On a summary judgment motion, the Superior Court of Justice found that Strone constructively dismissed Mr. Gent by selecting him for temporary layoff, since he was not employed pursuant to any term or condition of employment entitling Strone to do so. As such, temporary layoff breached the plaintiff’s employment contract and Strone’s duty to provide him with work and compensation. Justice Pollak rejected Strone’s argument that the plaintiff’s advice on his availability for recall and his knowledge and understanding of Strone’s business difficulties could be construed as evidence of his agreement to change such a significant term of employment.

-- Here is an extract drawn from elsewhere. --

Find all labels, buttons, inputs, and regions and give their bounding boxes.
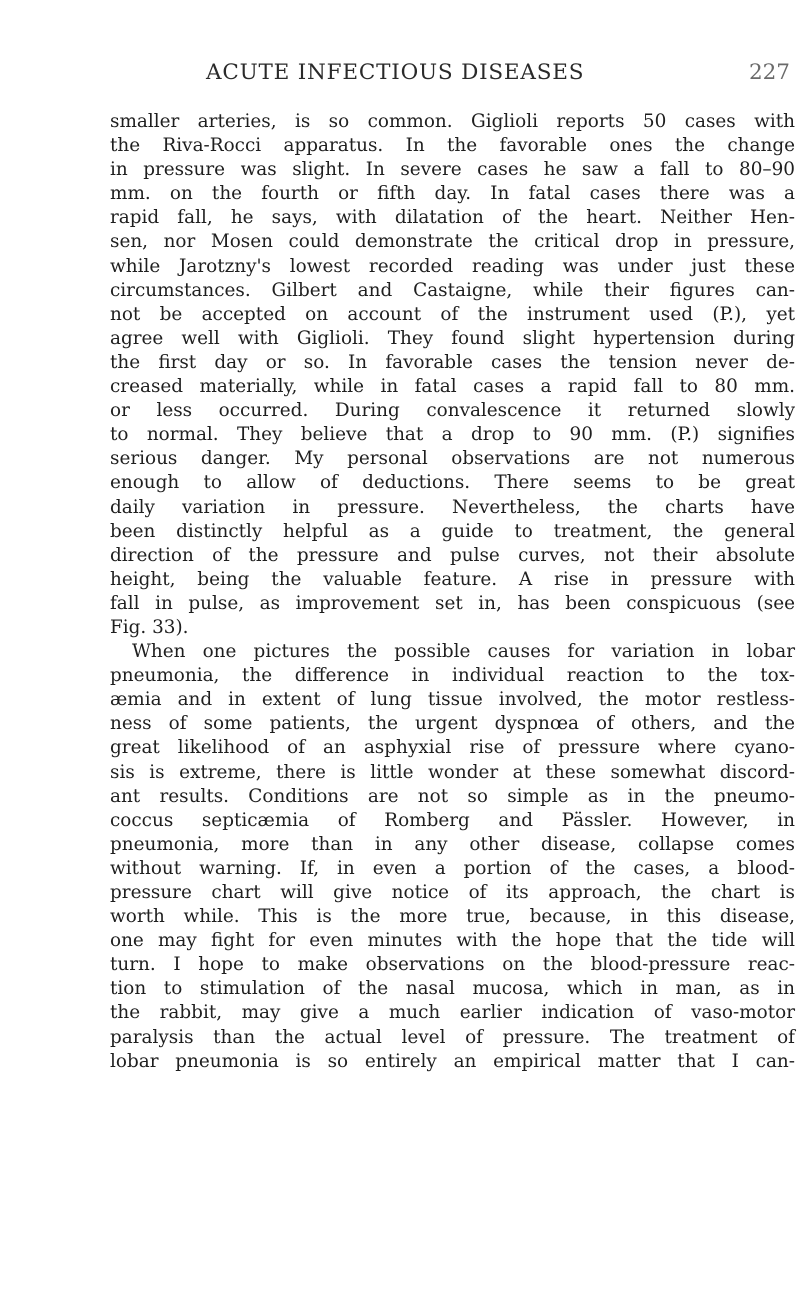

The focus of the proceeding accordingly shifted to the reasonableness of the plaintiff’s decision to decline re-employment with Strone as a means to mitigate his damages.

With respect to mitigation, the plaintiff’s evidence was that he believed it would have been embarrassing and degrading for him to return to work for Strone. He alleged that Strone’s offer was “legal strategy” and “a sham made only in response to his litigation and not a bona fide attempt to return him to work.” Further, the plaintiff alleged that Strone’s recall offer letter was vague about what his duties would be and whether he would be made whole with back pay for the duration of his temporary layoff.

The motion judge rejected the plaintiff’s arguments on mitigation, finding instead that accepting Strone’s recall offer would have been objectively reasonable in the circumstances. The Court observed that the plaintiff gave no evidence as to why he held the belief that re-employment would be degrading or humiliating, and merely insisted that “it just would be.” On the other hand, during his cross-examination, the plaintiff stated that he had no issues with his superior, that Strone was a good workplace, and that he enjoyed working there.

The Court also considered that even if an employer’s offer to re-employ is motivated by a desire to avoid the payment of damages in lieu of severance, that does not make it reasonable for an employee to decline the offer. Moreover, the plaintiff’s commencement of litigation by the time the recall offer was made was “not determinative” and “[did] not preclude a finding…that using the objective standard required, Mr. Gent should have accepted or at least considered Strone’s offer of employment to fulfil his obligation at common law to mitigate his damages incurred by reason of Strone’s wrongful dismissal.”

The fatal flaw for the plaintiff’s case on mitigation was his admission that he never had any intention of accepting work under any circumstances. Instead of giving real consideration to the offer to return to work at Strone, the plaintiff precipitously commenced an action against Strone for damages.

An employer’s offer of re-employment is an important prerequisite to a dismissed employee’s duty to mitigate by returning to employment during the notice period. The following elements of Strone’s recall letter in Gent v. Strone were found to have clearly addressed the issues which may have been of concern to the plaintiff, making his refusal of the offer unreasonable. Strone assured the plaintiff that:

  • He could contact Strone to discuss an alternative return to work date if he was unable to return on the date proposed.
  • Strone maintained no hard feelings or ill will towards him and still considered him a valued employee.
  • He would suffer no reprisals.
  • Strone agreed that his return to work was not an admission that layoffs are permissible under his contract or that he agreed with Strone’s position regarding any pending litigation.
  • He was free to contact Strone to discuss any other questions that he had.

While the letter did not spell out what the plaintiff’s specific duties would be on re-employment or whether he would be paid for the duration of his temporary layoff, Strone’s letter showed an obvious intention to re-constitute the employment relationship and opened the door to further communication about these matters. In the circumstances, it was incumbent on the plaintiff to re-evaluate his position that he would not return to work “under any circumstances” in order to comply with his duty to mitigate. His stubbornness in this regard ultimately proved costly.